I see that your suspicions may be well founded. The smaller output files (30
to several hundred kB) are clean-looking, but the largest ones (1500 kB down
to ~700 kB) have duplicated rows, nearly exclusively.
That was no suspicions. I was writing that you taught me something. I
thought the shell would spit an error. Since it does not, it is probably
valid syntax, doing what the user expects it to do. However, I suspect it
may be a "bashism", i.e., a syntax not all shells would accept.
join's output certainly has duplicates because the input files have
duplicates (is that normal?). Just add the option --unique (or simply -u) to
the sort commands.
They'll have to have the duplicates removed during post-processing ... and be
checked for errors.
Do not do that as a post-process. As I have just written: just add the
option --unique (or simply -u) to the sort commands. It actually turns their
execution faster. That of 'join' too (smaller inputs and output).

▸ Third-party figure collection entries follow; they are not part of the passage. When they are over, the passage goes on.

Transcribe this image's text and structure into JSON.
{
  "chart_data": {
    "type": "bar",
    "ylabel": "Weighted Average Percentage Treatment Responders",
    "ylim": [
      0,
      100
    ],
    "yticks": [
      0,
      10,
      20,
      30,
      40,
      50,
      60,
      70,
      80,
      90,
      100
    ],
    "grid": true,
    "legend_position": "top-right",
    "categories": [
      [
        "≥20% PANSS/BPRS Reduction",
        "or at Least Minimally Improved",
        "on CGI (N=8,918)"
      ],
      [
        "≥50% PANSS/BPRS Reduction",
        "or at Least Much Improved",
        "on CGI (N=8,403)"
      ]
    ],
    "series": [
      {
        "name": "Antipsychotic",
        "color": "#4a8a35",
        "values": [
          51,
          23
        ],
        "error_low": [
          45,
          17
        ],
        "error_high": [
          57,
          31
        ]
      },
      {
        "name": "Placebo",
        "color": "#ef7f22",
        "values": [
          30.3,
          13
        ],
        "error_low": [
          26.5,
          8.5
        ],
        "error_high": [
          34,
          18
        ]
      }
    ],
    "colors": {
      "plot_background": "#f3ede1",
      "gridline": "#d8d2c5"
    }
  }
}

Before I start that processing, I'll see if I can try out your script; the
extra steps won't be any drag on the joining, as the longest times for any
joins were still in the blink-of-an-eye category (0.044 sec. system time).

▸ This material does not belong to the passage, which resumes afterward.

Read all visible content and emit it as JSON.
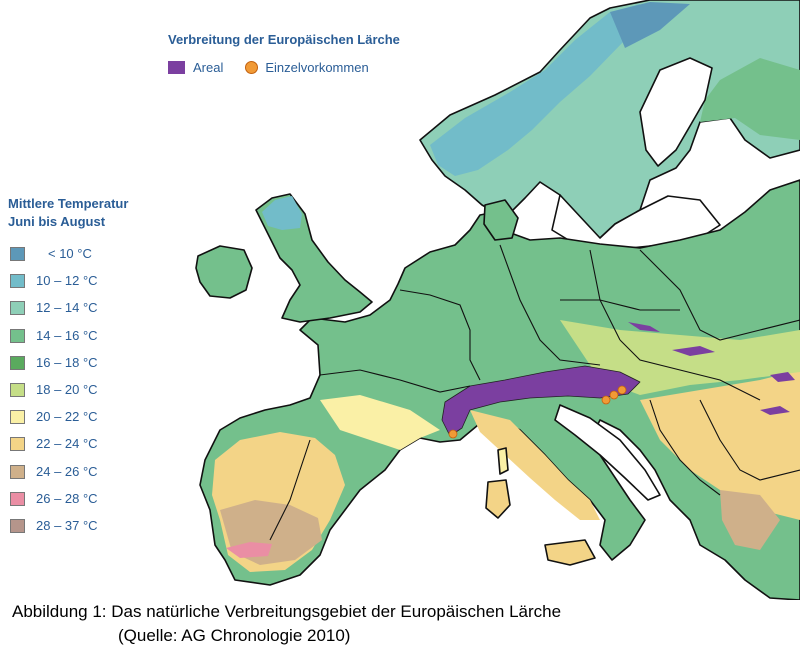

Using two named pipes may actually be faster than using two subshells (what
happens when you put commands between parentheses)... by a constant time you
should not care about. Only optimize at the end, if necessary. After
ensuring the whole process is correct and after identifying the bottleneck
(usually one single command).
I've been pairing up the most recent data with all of the prior data, one
pair at a time, and that's getting tedious.

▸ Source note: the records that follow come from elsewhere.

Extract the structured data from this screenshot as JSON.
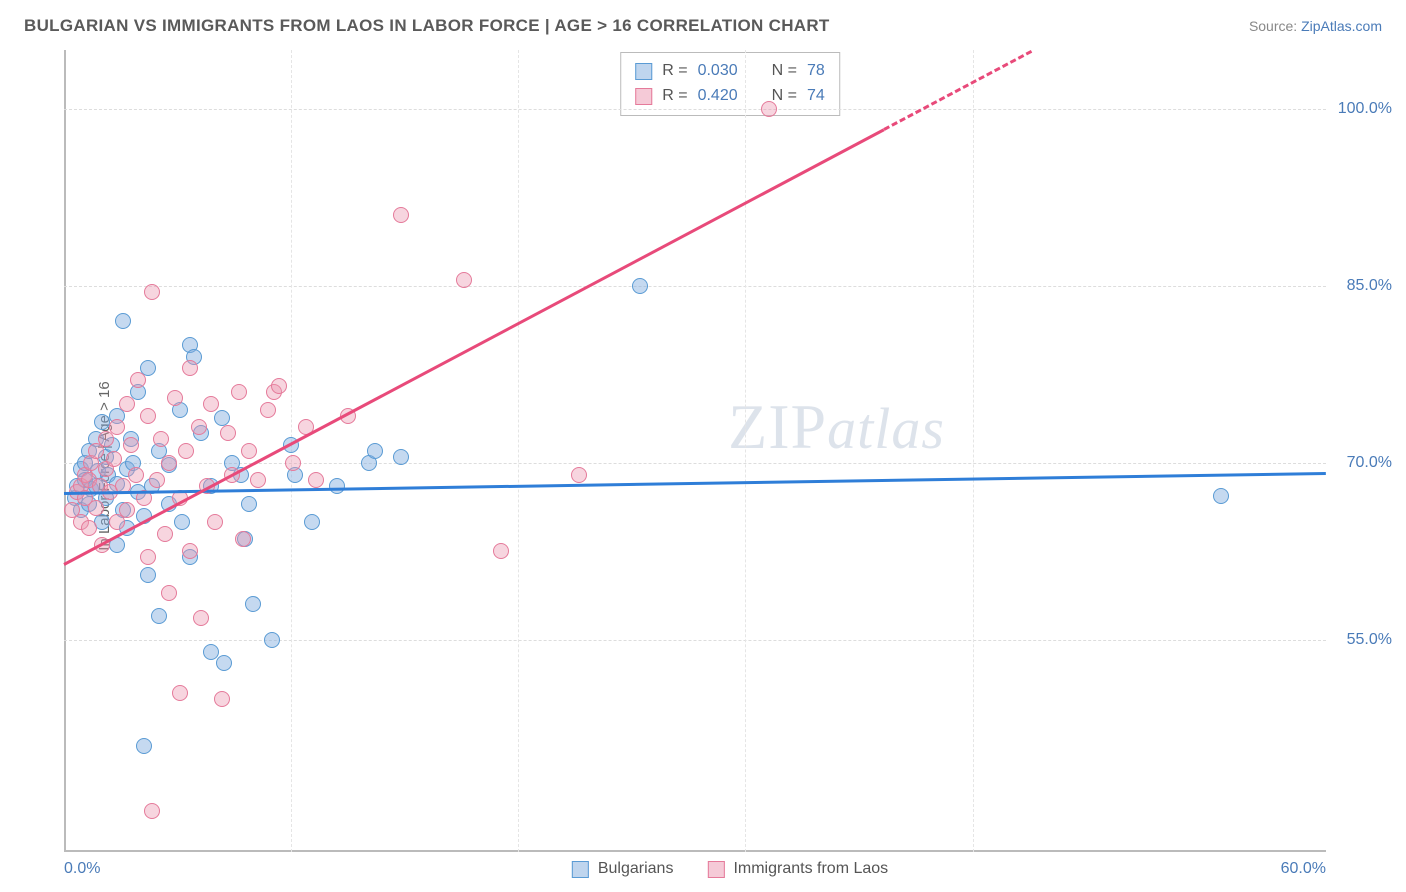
{
  "header": {
    "title": "BULGARIAN VS IMMIGRANTS FROM LAOS IN LABOR FORCE | AGE > 16 CORRELATION CHART",
    "source_prefix": "Source: ",
    "source_name": "ZipAtlas.com"
  },
  "chart": {
    "type": "scatter",
    "ylabel": "In Labor Force | Age > 16",
    "xlim": [
      0,
      60
    ],
    "ylim": [
      37,
      105
    ],
    "ytick_values": [
      55,
      70,
      85,
      100
    ],
    "ytick_labels": [
      "55.0%",
      "70.0%",
      "85.0%",
      "100.0%"
    ],
    "xtick_values": [
      0,
      60
    ],
    "xtick_labels": [
      "0.0%",
      "60.0%"
    ],
    "x_gridlines": [
      10.8,
      21.6,
      32.4,
      43.2
    ],
    "background_color": "#ffffff",
    "grid_color": "#dddddd",
    "axis_color": "#bbbbbb",
    "watermark": "ZIPatlas",
    "series": [
      {
        "name": "Bulgarians",
        "color_fill": "rgba(127,171,222,0.45)",
        "color_stroke": "#5a9bd4",
        "marker_size": 16,
        "trend_color": "#2f7ed8",
        "trend": {
          "x1": 0,
          "y1": 67.5,
          "x2": 60,
          "y2": 69.2
        },
        "stats": {
          "R": "0.030",
          "N": "78"
        },
        "points": [
          [
            0.5,
            67
          ],
          [
            0.6,
            68
          ],
          [
            0.8,
            66
          ],
          [
            0.8,
            69.5
          ],
          [
            1.0,
            70
          ],
          [
            1.0,
            68.5
          ],
          [
            1.2,
            71
          ],
          [
            1.2,
            66.5
          ],
          [
            1.3,
            67.8
          ],
          [
            1.5,
            72
          ],
          [
            1.5,
            68
          ],
          [
            1.6,
            69.3
          ],
          [
            1.8,
            73.5
          ],
          [
            1.8,
            65
          ],
          [
            2.0,
            70.5
          ],
          [
            2.0,
            67
          ],
          [
            2.1,
            69
          ],
          [
            2.3,
            71.5
          ],
          [
            2.5,
            74
          ],
          [
            2.5,
            68.2
          ],
          [
            2.5,
            63
          ],
          [
            2.8,
            82
          ],
          [
            2.8,
            66
          ],
          [
            3.0,
            69.5
          ],
          [
            3.0,
            64.5
          ],
          [
            3.2,
            72
          ],
          [
            3.3,
            70
          ],
          [
            3.5,
            76
          ],
          [
            3.5,
            67.5
          ],
          [
            3.8,
            65.5
          ],
          [
            4.0,
            78
          ],
          [
            4.0,
            60.5
          ],
          [
            4.2,
            68
          ],
          [
            4.5,
            71
          ],
          [
            4.5,
            57
          ],
          [
            5.0,
            66.5
          ],
          [
            5.0,
            69.8
          ],
          [
            5.5,
            74.5
          ],
          [
            5.6,
            65
          ],
          [
            6.0,
            80
          ],
          [
            6.0,
            62
          ],
          [
            6.2,
            79
          ],
          [
            6.5,
            72.5
          ],
          [
            7.0,
            54
          ],
          [
            7.0,
            68
          ],
          [
            7.5,
            73.8
          ],
          [
            7.6,
            53
          ],
          [
            8.0,
            70
          ],
          [
            8.4,
            69
          ],
          [
            8.6,
            63.5
          ],
          [
            8.8,
            66.5
          ],
          [
            9.0,
            58
          ],
          [
            9.9,
            55
          ],
          [
            10.8,
            71.5
          ],
          [
            11.0,
            69
          ],
          [
            11.8,
            65
          ],
          [
            13.0,
            68
          ],
          [
            14.5,
            70
          ],
          [
            14.8,
            71
          ],
          [
            16.0,
            70.5
          ],
          [
            27.4,
            85
          ],
          [
            55.0,
            67.2
          ],
          [
            3.8,
            46
          ]
        ]
      },
      {
        "name": "Immigrants from Laos",
        "color_fill": "rgba(235,150,175,0.4)",
        "color_stroke": "#e57a9a",
        "marker_size": 16,
        "trend_color": "#e84a7a",
        "trend": {
          "x1": 0,
          "y1": 61.5,
          "x2": 46,
          "y2": 105
        },
        "trend_dashed_from": 39,
        "stats": {
          "R": "0.420",
          "N": "74"
        },
        "points": [
          [
            0.4,
            66
          ],
          [
            0.6,
            67.5
          ],
          [
            0.8,
            68
          ],
          [
            0.8,
            65
          ],
          [
            1.0,
            69
          ],
          [
            1.0,
            67
          ],
          [
            1.2,
            68.5
          ],
          [
            1.2,
            64.5
          ],
          [
            1.3,
            70
          ],
          [
            1.5,
            66.2
          ],
          [
            1.5,
            71
          ],
          [
            1.7,
            68
          ],
          [
            1.8,
            63
          ],
          [
            2.0,
            69.5
          ],
          [
            2.0,
            72
          ],
          [
            2.2,
            67.5
          ],
          [
            2.4,
            70.3
          ],
          [
            2.5,
            73
          ],
          [
            2.5,
            65
          ],
          [
            2.8,
            68
          ],
          [
            3.0,
            75
          ],
          [
            3.0,
            66
          ],
          [
            3.2,
            71.5
          ],
          [
            3.4,
            69
          ],
          [
            3.5,
            77
          ],
          [
            3.8,
            67
          ],
          [
            4.0,
            74
          ],
          [
            4.0,
            62
          ],
          [
            4.2,
            84.5
          ],
          [
            4.4,
            68.5
          ],
          [
            4.6,
            72
          ],
          [
            4.8,
            64
          ],
          [
            5.0,
            70
          ],
          [
            5.0,
            59
          ],
          [
            5.3,
            75.5
          ],
          [
            5.5,
            67
          ],
          [
            5.8,
            71
          ],
          [
            6.0,
            78
          ],
          [
            6.0,
            62.5
          ],
          [
            6.4,
            73
          ],
          [
            6.5,
            56.8
          ],
          [
            6.8,
            68
          ],
          [
            7.0,
            75
          ],
          [
            7.2,
            65
          ],
          [
            7.5,
            50
          ],
          [
            7.8,
            72.5
          ],
          [
            8.0,
            69
          ],
          [
            8.3,
            76
          ],
          [
            8.5,
            63.5
          ],
          [
            8.8,
            71
          ],
          [
            9.2,
            68.5
          ],
          [
            9.7,
            74.5
          ],
          [
            10.0,
            76
          ],
          [
            10.2,
            76.5
          ],
          [
            10.9,
            70
          ],
          [
            11.5,
            73
          ],
          [
            12.0,
            68.5
          ],
          [
            13.5,
            74
          ],
          [
            16.0,
            91
          ],
          [
            19.0,
            85.5
          ],
          [
            20.8,
            62.5
          ],
          [
            24.5,
            69
          ],
          [
            33.5,
            100
          ],
          [
            4.2,
            40.5
          ],
          [
            5.5,
            50.5
          ]
        ]
      }
    ],
    "stats_box": {
      "row_labels": [
        "R =",
        "N ="
      ]
    },
    "legend": {
      "items": [
        "Bulgarians",
        "Immigrants from Laos"
      ]
    }
  }
}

Use a Shell loop (or two). For instance, if what you call "prior data" and
"most recent data" are files in two separate directories and you want all
pairs, then you can pass these two directories as the two arguments of a
script like this one:
#!/bin/sh
mkfifo old.sorted
for old in "$1"/*
do
for new in "$2"/*
do
out=joined-$(basename "$old")-$(basename "$new")
sort -uk 1b,1 "$old" > old.sorted &
sort -uk 1b,1 "$new" | join old.sorted - > "$out"
done
done
rm old.sorted
"info join" page says that one of the target fields (but not both !) can be
read from standard input.
One of the two input files (not "target fields": there is no such thing),
yes. I did it above, to give you an example.
In these repetitive joins that I'm doing now, can one of the target fields be
read from a file that lists the other target files ?
You can do such a thing in a Shel script using 'while read line; do ...; done
< file'. Don't you prefer to organize files in directories and specified
these directories, as I suggested above?
Remark: do you join files whose join fields are the whole lines (there are no
additional fields)? In other words, are you searching for equal lines in two
files? If so, then you actually want to use 'comm -12' instead of 'join'.
'comm' is a simpler command, to compare the (sorted) lines of two files.